Dass das Konzept der Synästhesie bemüht wird, ist dennoch einsichtig. Ist von Synästhesie die Rede, ist die – literarische – Décadence nicht weit, die in Helmuth Kiesels »Geschichte der literarischen Moderne. Sprache, Ästhetik, Dichtung im zwanzigsten Jahrhundert« folgende Reihe eröffnet: »Décadence, Synästhesie, Dilettantismus, Neurotiker, Symbolismus, Renaissance, Impressionismus, Fin de siècle, Tod, Satanismus, Leben – und natürlich auch Moderne selbst.«. Ein paar dieser Aspekte ließen sich auch kulturdiagnostisch auf ASMR-Phänomene beziehen. Ich möchte die Reihe aber nun um den Begriff ›Nervenreiz‹ erweitern. Wir haben es bei ASMR mit einem Phänomen zu tun, in dessen Rahmen in einer zwar entspannten, aber doch konzentrierten und letztlich reflexiven Innenschau teilweise kleinste, subtilste, verfeinertste Reize gesucht werden, und es zu einer Ausdifferenzierung dieser Sinnesreize und der darauf folgenden Sinneswahrnehmungen kommt. Es lässt sich vermuten, dass die den ASM Responses beigegebene Reflexivität auch der Neuheit des Phänomens geschuldet und ihnen nicht notwendig zu eigen ist. Aber auch diese Reflexivität der Nervenerfahrung rückt ASMR in die Nähe von Décadence-Phänomenen. Wir haben es mit einem Dédoublement (der Selbstverdopplung in Akteur und distanzierten Beobachter) angesichts höchster oder tiefster Erfahrung – Schmelzen – sowie deren bewusster Induktion und Beobachtung zu tun.

Stimulus und Response

Dass nicht alle Menschen ASM-Responses zeigen, ist nicht besonders bemerkenswert, denn es sind auch nicht alle Menschen empfänglich für die potenziell wohltuende Wirkung von Massagen. Manche reagieren eben, andere nicht. Viel interessanter – und nun wird das Offensichtlichste und Wesentlichste ausgesprochen – ist die Tatsache, dass wir hier ausschließlich von Zeichen-basierten Reizen sprechen. Akustische oder visuelle Reize lösen Empfindungen aus, die nach landläufiger Auffassung eher auf taktile Trigger zurückgehen. Wir wundern uns nicht darüber, wenn jemandem schaudert, wird ihm oder ihr der Nacken sanft gestrichen, Ölgüsse über die Stirn getröpfelt, heiße Steine aufgelegt, Federn und Tücher über die Haut gerieben etc., aber es ist weniger bekannt und verbreitet, dass medialisierte Reize ähnliche Wirkungen erzeugen können. Ob es nun auch ASMR-Studios gibt, weiß ich nicht, aber wichtig für das Phänomen ist, dass dies nicht nötig ist. Es handelt sich um ein genuin semiotisches Phänomen, um ein Medien-Phänomen, weil es um leicht zu medialisierende akustische und visuelle Reize geht – olfaktorische und taktile wären etwas schwieriger zu vermitteln.

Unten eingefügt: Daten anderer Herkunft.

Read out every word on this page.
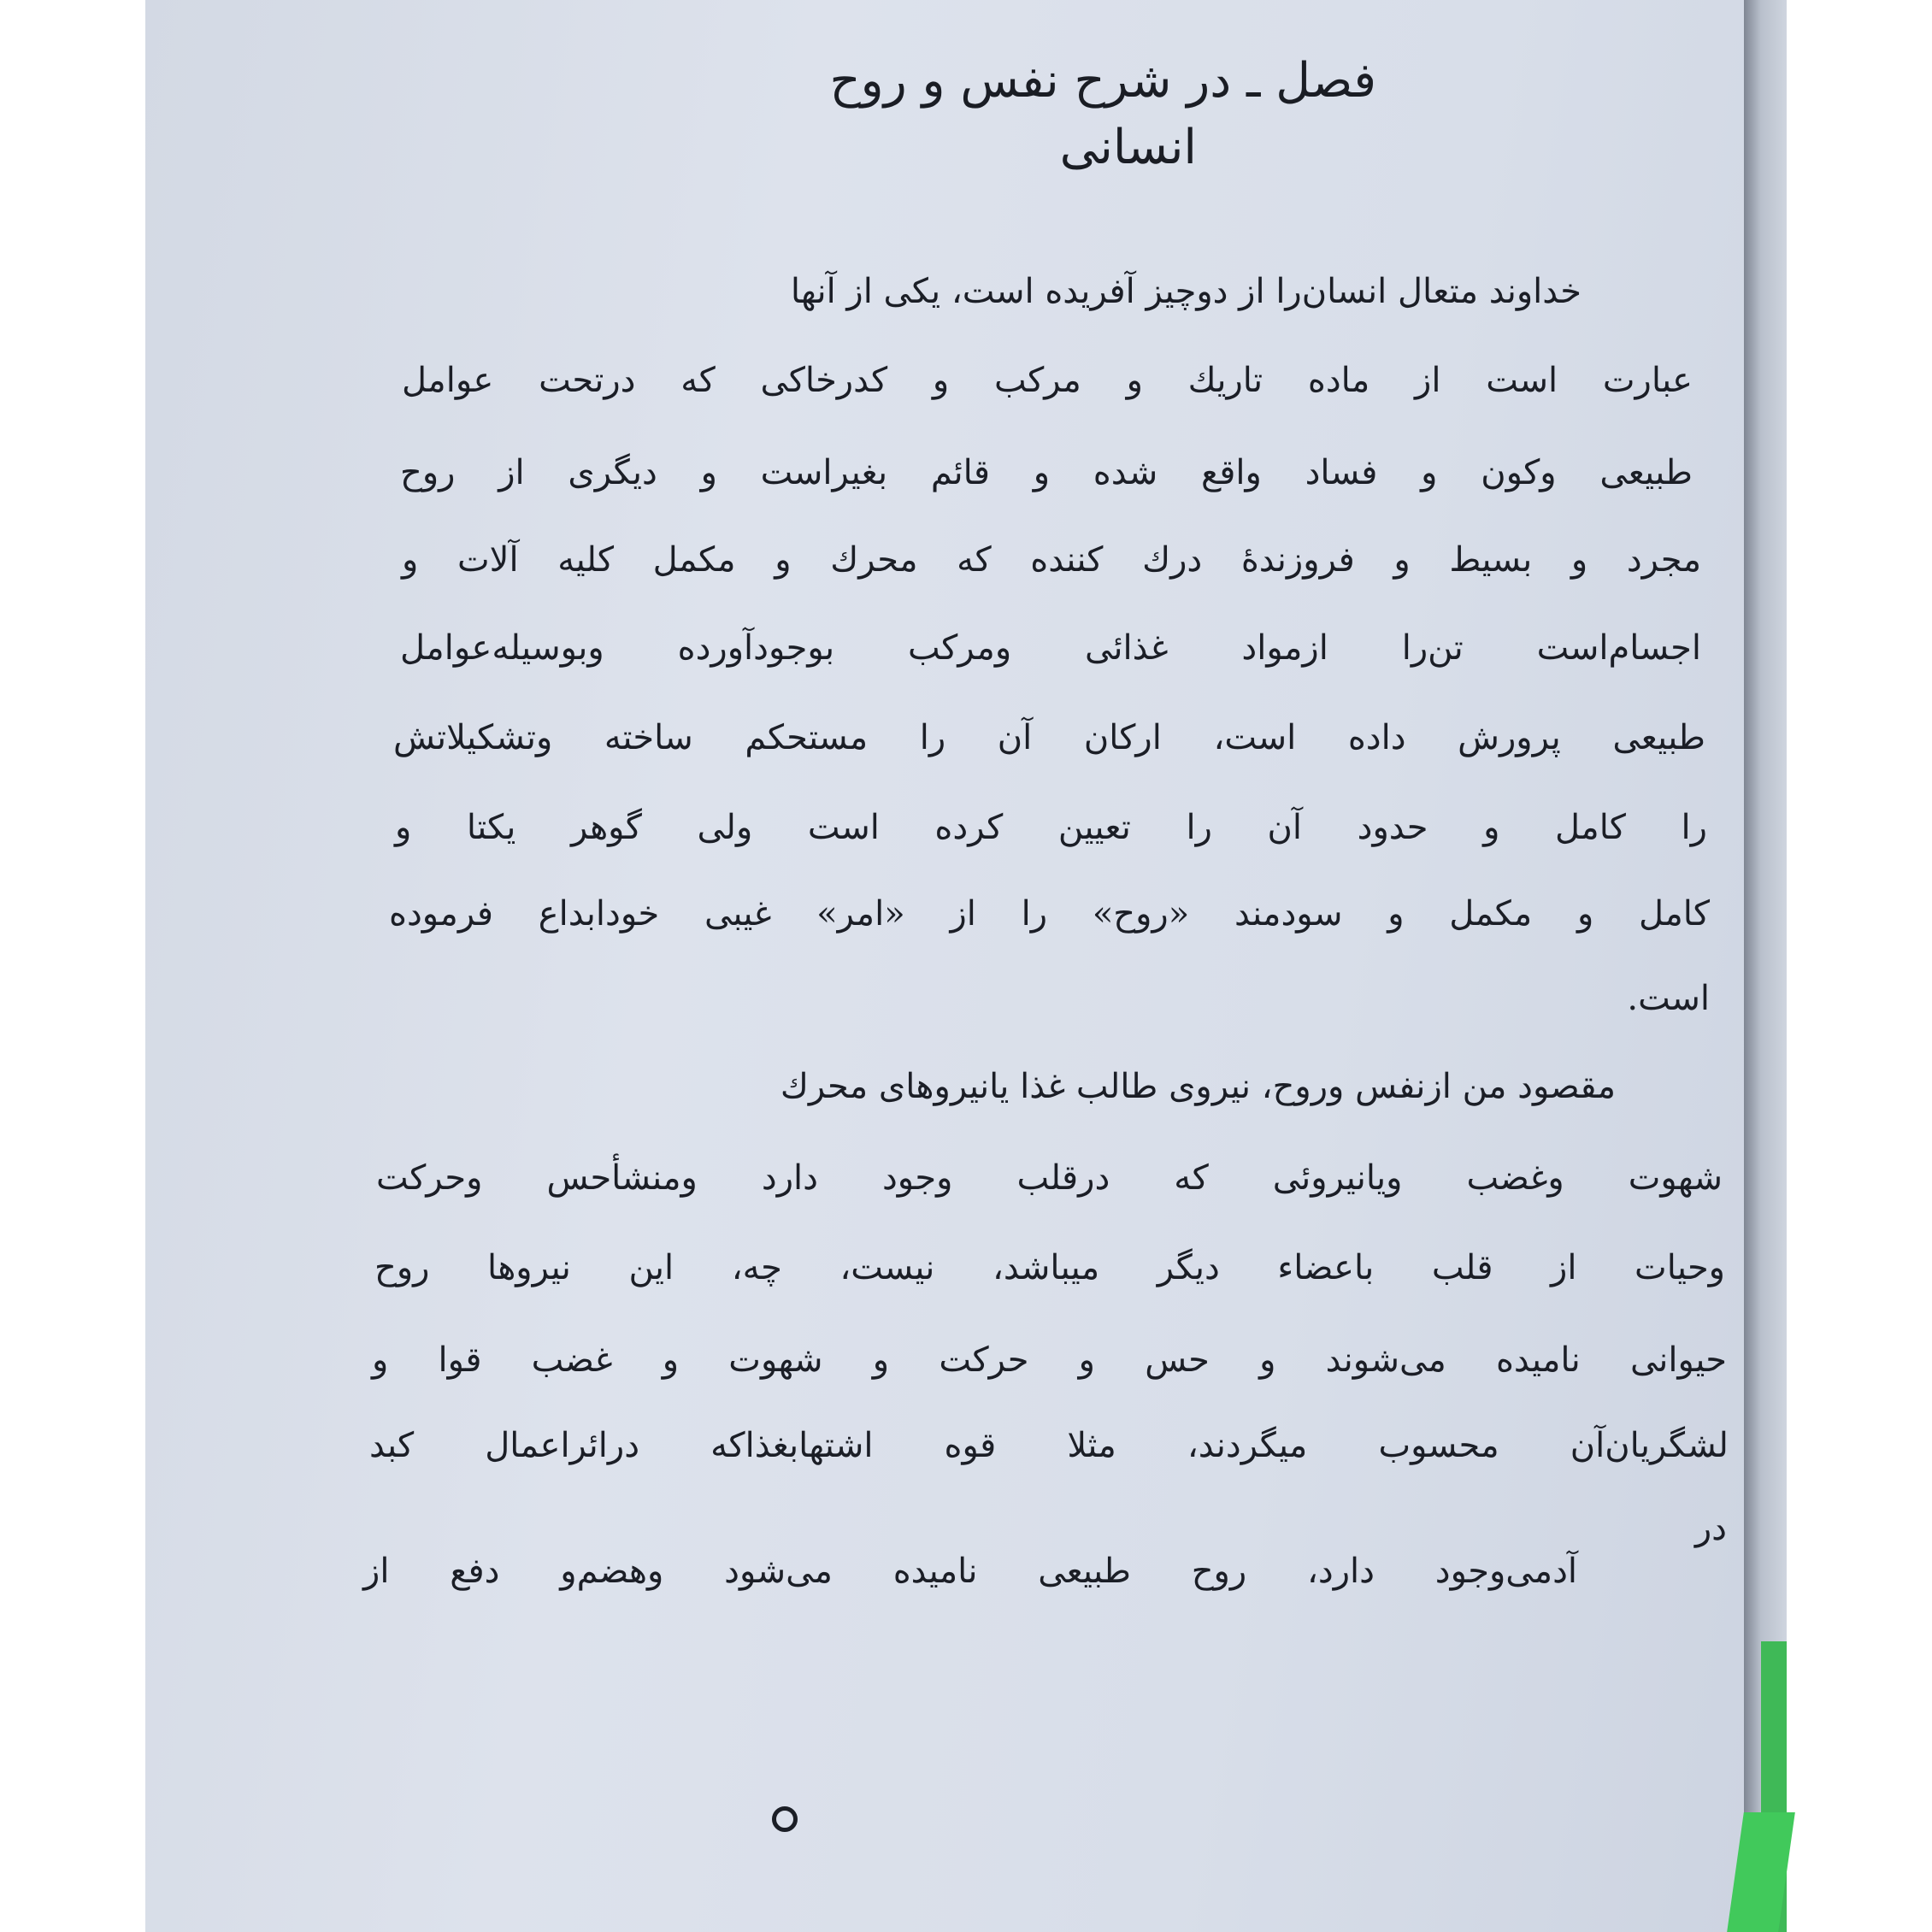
فصل ـ در شرح نفس و روح
انسانی
خداوند متعال انسان‌را از دوچیز آفریده است، یکی از آنها
عبارت است از ماده تاریك و مرکب و کدرخاکی که درتحت عوامل
طبیعی وکون و فساد واقع شده و قائم بغیراست و دیگری از روح
مجرد و بسیط و فروزندهٔ درك کننده که محرك و مکمل کلیه آلات و
اجسام‌است تن‌را ازمواد غذائی ومرکب بوجودآورده وبوسیله‌عوامل
طبیعی پرورش داده است، ارکان آن را مستحکم ساخته وتشکیلاتش
را کامل و حدود آن را تعیین کرده است ولی گوهر یکتا و
کامل و مکمل و سودمند «روح» را از «امر» غیبی خودابداع فرموده
است.
مقصود من ازنفس وروح، نیروی طالب غذا یانیروهای محرك
شهوت وغضب ویانیروئی که درقلب وجود دارد ومنشأحس وحرکت
وحیات از قلب باعضاء دیگر میباشد، نیست، چه، این نیروها روح
حیوانی نامیده می‌شوند و حس و حرکت و شهوت و غضب قوا و
لشگریان‌آن محسوب میگردند، مثلا قوه اشتهابغذاکه درائراعمال کبد
در
آدمی‌وجود دارد، روح طبیعی نامیده می‌شود وهضم‌و دفع از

Nun muss an der Stelle die Frage gestellt werden, ob ASM-Reaktionen tatsächlich autonom sind. Zeichen-abhängig sind sie in jedem Fall, aber wer wird sich schon bei der Namensgebung mit dieser semiotischen Selbstverständlichkeit aufhalten wollen. Darüber hinaus basieren sie aber möglicherweise auf Konditionierungsprozessen, hängen also nicht nur von den Zeichen/Triggern ab, sondern auch ganz heteronom davon, dass diese zuvor im Zusammenspiel mit anderen Reizen encodiert worden sind. Es ist durchaus denkbar, dass ursprünglich an taktile Auslöser gekoppelte Reize sich bei ASMR-Phänomenen verselbstständigt haben, dass akustische und visuelle Zeichen, die zusammen mit Berührungen erfahren wurden, später autonom wirken, weil sie alleine immer noch das Gleiche evozieren können wie die ursprünglich damit assoziierten taktilen Trigger. 

In solch einem theoretisch-abstrakten Rahmen liegt wahrscheinlich die Vermutung nahe, als Medien-Phänomen finde ASMR in der experimentellen Musik oder in avantgardistischen (Video-)Installationen seinen bevorzugten Ort. Aber spätestens seit »Santa Clarita Diet« kann man mit Abby Hammond bzw. Grace Finsler wissen, dass dies nicht der Fall ist. Die zeitgenössische Moderne der nicht-tonalen Sensationen wird nun hauptsächlich von nicht künstlerisch gebildeten YouTubern ins Werk gesetzt.

Sehr dilettantisch, aber nicht despektierlich wage ich es, deren ASMR-Videos auf ein Windel-Szenario herunterzubrechen. Die beliebtesten Geräusche und Bewegungen sind tatsächlich allesamt solche, die beim Windeln eines Babys entstehen. Eine sanfte Stimme spricht, Deckel von Kosmetikbehältnissen aus Kunststoff oder Glas werden auf- und zugedreht, Plastikfolien knistern, Papier raschelt, Finger stoßen gegen und kratzen über Pappverpackungen, Schachteln und Schubladen werden auf- und zugeschoben, Klickverschlüsse klicken, Reiß- und Klettverschlüsse ratschen und raspeln, Glasflaschen klirren aufeinander, Wasser plätschert aus oder gluckert in Flaschen, Schalen und Tassen usw. usf. Zuschauer/hörer*innen erfahren die Personal Attention der YouTuber*innen.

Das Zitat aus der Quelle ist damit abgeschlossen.